Slowly she becomes acclimatized to family life, and has the baby – the child birth scenes are especially brilliant and certainly this must be the most imaginative use of cavalry and field artillery in cinema! In her civilian clothes and with her baby she is ashamed to meet her former comrades.

But then the Red Army pulls out of the town, and she must stay behind with the family while they await the advancing white army: the Jews fear a pogrom. As they huddle in the cellar the family keeps their spirits up with the simple pleasures of singing and dancing. But as Bykov asks whether the Jews will ever be safe in the world and can their be an “international of kindness”, Mordyukova replies that the important thing is not the “international of kindness” but a workers’ international that will free humanity not through kindness but through steel determination and discipline. Her words seem like a foreign language to the family.

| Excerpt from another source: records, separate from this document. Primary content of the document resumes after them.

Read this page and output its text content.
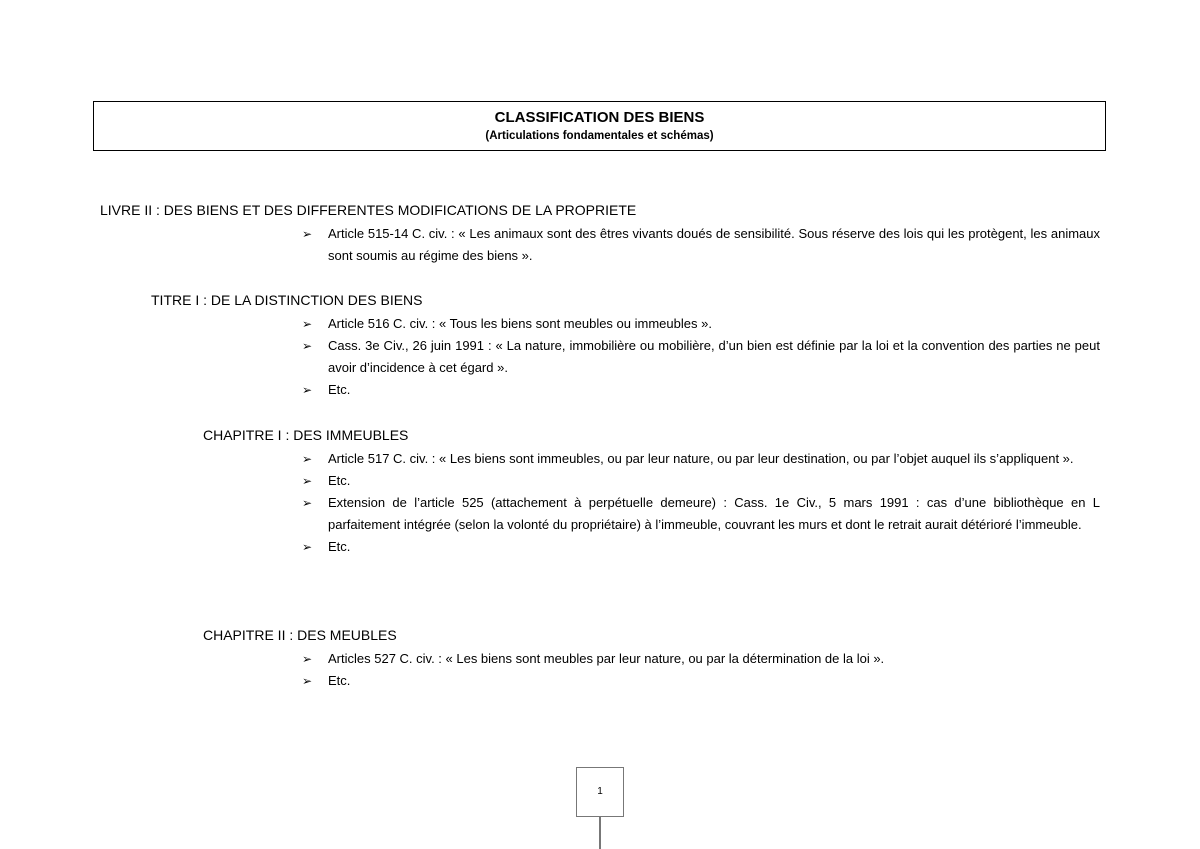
CLASSIFICATION DES BIENS
(Articulations fondamentales et schémas)
LIVRE II : DES BIENS ET DES DIFFERENTES MODIFICATIONS DE LA PROPRIETE
➢ Article 515-14 C. civ. : « Les animaux sont des êtres vivants doués de sensibilité. Sous réserve des lois qui les protègent, les animaux sont soumis au régime des biens ».
TITRE I : DE LA DISTINCTION DES BIENS
➢ Article 516 C. civ. : « Tous les biens sont meubles ou immeubles ».
➢ Cass. 3e Civ., 26 juin 1991 : « La nature, immobilière ou mobilière, d’un bien est définie par la loi et la convention des parties ne peut avoir d’incidence à cet égard ».
➢ Etc.
CHAPITRE I : DES IMMEUBLES
➢ Article 517 C. civ. : « Les biens sont immeubles, ou par leur nature, ou par leur destination, ou par l’objet auquel ils s’appliquent ».
➢ Etc.
➢ Extension de l’article 525 (attachement à perpétuelle demeure) : Cass. 1e Civ., 5 mars 1991 : cas d’une bibliothèque en L parfaitement intégrée (selon la volonté du propriétaire) à l’immeuble, couvrant les murs et dont le retrait aurait détérioré l’immeuble.
➢ Etc.
CHAPITRE II : DES MEUBLES
➢ Articles 527 C. civ. : « Les biens sont meubles par leur nature, ou par la détermination de la loi ».
➢ Etc.
1
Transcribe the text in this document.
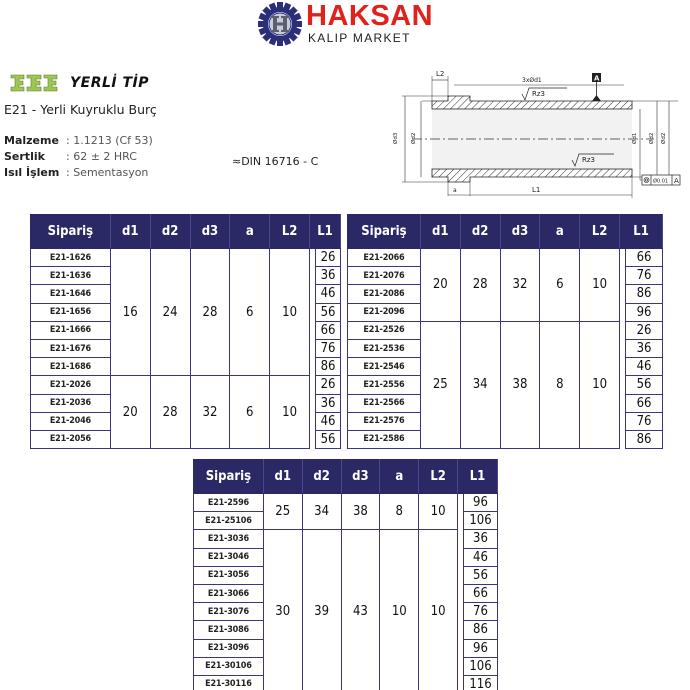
HAKSAN
KALIP MARKET
YERLİ TİP
E21 - Yerli Kuyruklu Burç
Malzeme : 1.1213 (Cf 53)
Sertlik	: 62 ± 2 HRC
Isıl İşlem : Sementasyon
≈DIN 16716 - C
L2
3xØd1	A
Rz3
Rz3
Ød3 Ød2	Ød1 Ød2 Ød2
a	L1
Ø0.01 A
Sipariş	d1	d2	d3	a	L2	L1	
E21-1626	16	24	28	6	10		26
E21-1636							36
E21-1646							46
E21-1656							56
E21-1666							66
E21-1676							76
E21-1686							86
E21-2026	20	28	32	6	10		26
E21-2036							36
E21-2046							46
E21-2056							56
Sipariş	d1	d2	d3	a	L2	L1	
E21-2066	20	28	32	6	10		66
E21-2076							76
E21-2086							86
E21-2096							96
E21-2526	25	34	38	8	10		26
E21-2536							36
E21-2546							46
E21-2556							56
E21-2566							66
E21-2576							76
E21-2586							86
Sipariş	d1	d2	d3	a	L2	L1	
E21-2596	25	34	38	8	10		96
E21-25106							106
E21-3036	30	39	43	10	10		36
E21-3046							46
E21-3056							56
E21-3066							66
E21-3076							76
E21-3086							86
E21-3096							96
E21-30106							106
E21-30116							116
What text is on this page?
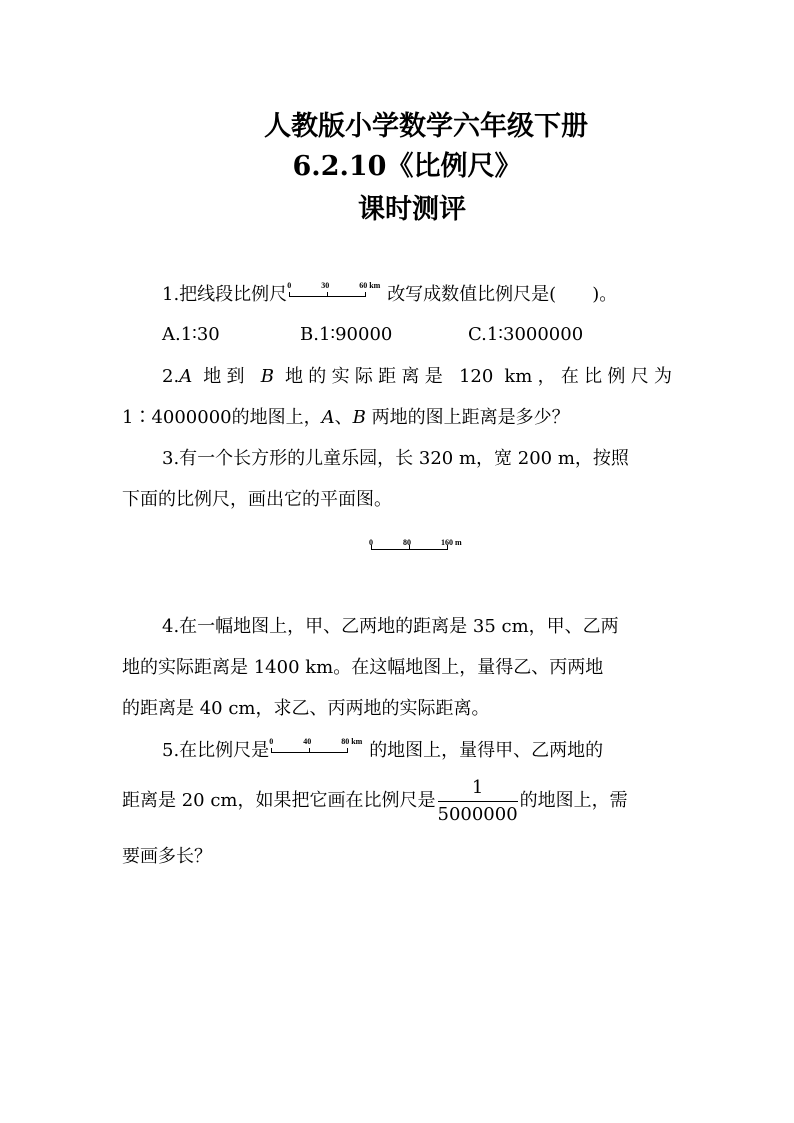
人教版小学数学六年级下册
6.2.10《比例尺》
课时测评
1.把线段比例尺 0	30	60 km 改写成数值比例尺是(　　)。
A.1∶30	B.1∶90000	C.1∶3000000
2.A 地到 B 地的实际距离是 120 km，在比例尺为
1∶4000000的地图上，A、B 两地的图上距离是多少？
3.有一个长方形的儿童乐园，长 320 m，宽 200 m，按照
下面的比例尺，画出它的平面图。
0	80	160 m
4.在一幅地图上，甲、乙两地的距离是 35 cm，甲、乙两
地的实际距离是 1400 km。在这幅地图上，量得乙、丙两地
的距离是 40 cm，求乙、丙两地的实际距离。
5.在比例尺是 0	40	80 km 的地图上，量得甲、乙两地的
距离是 20 cm，如果把它画在比例尺是 $\frac{1}{5000000}$ 的地图上，需
要画多长？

We then have a flash forward to the holocaust, as the Jews of the town are herded together, and we have a vision of Jews in the uniforms of the Nazi death camps.

Later, the Commissar watches the white armies entering the town, and in a desperately moving scene she abandons her baby so she can rejoin her regiment to stop this rising tide of fascism. The film ends with the Red army advancing across the battlefield, but the abiding memory are the words of the Jewish mother, when they find that the Commissar has abandoned her baby: “What sort of people are they?”

This is not a good film to watch if you want easy reassurance about the Russian revolution, but is a fantastic celebration of the human spirit and parental love. It also shows that war is unspeakable, even when it is just.

It is also worth mentioning the extraordinary score by Alfred Schnittke.

The paradox of the Soviet Union is that such challenging and intelligent cinema came from Russia during this period, but also that the Communist Party would ban such a humane artistic work for being off message.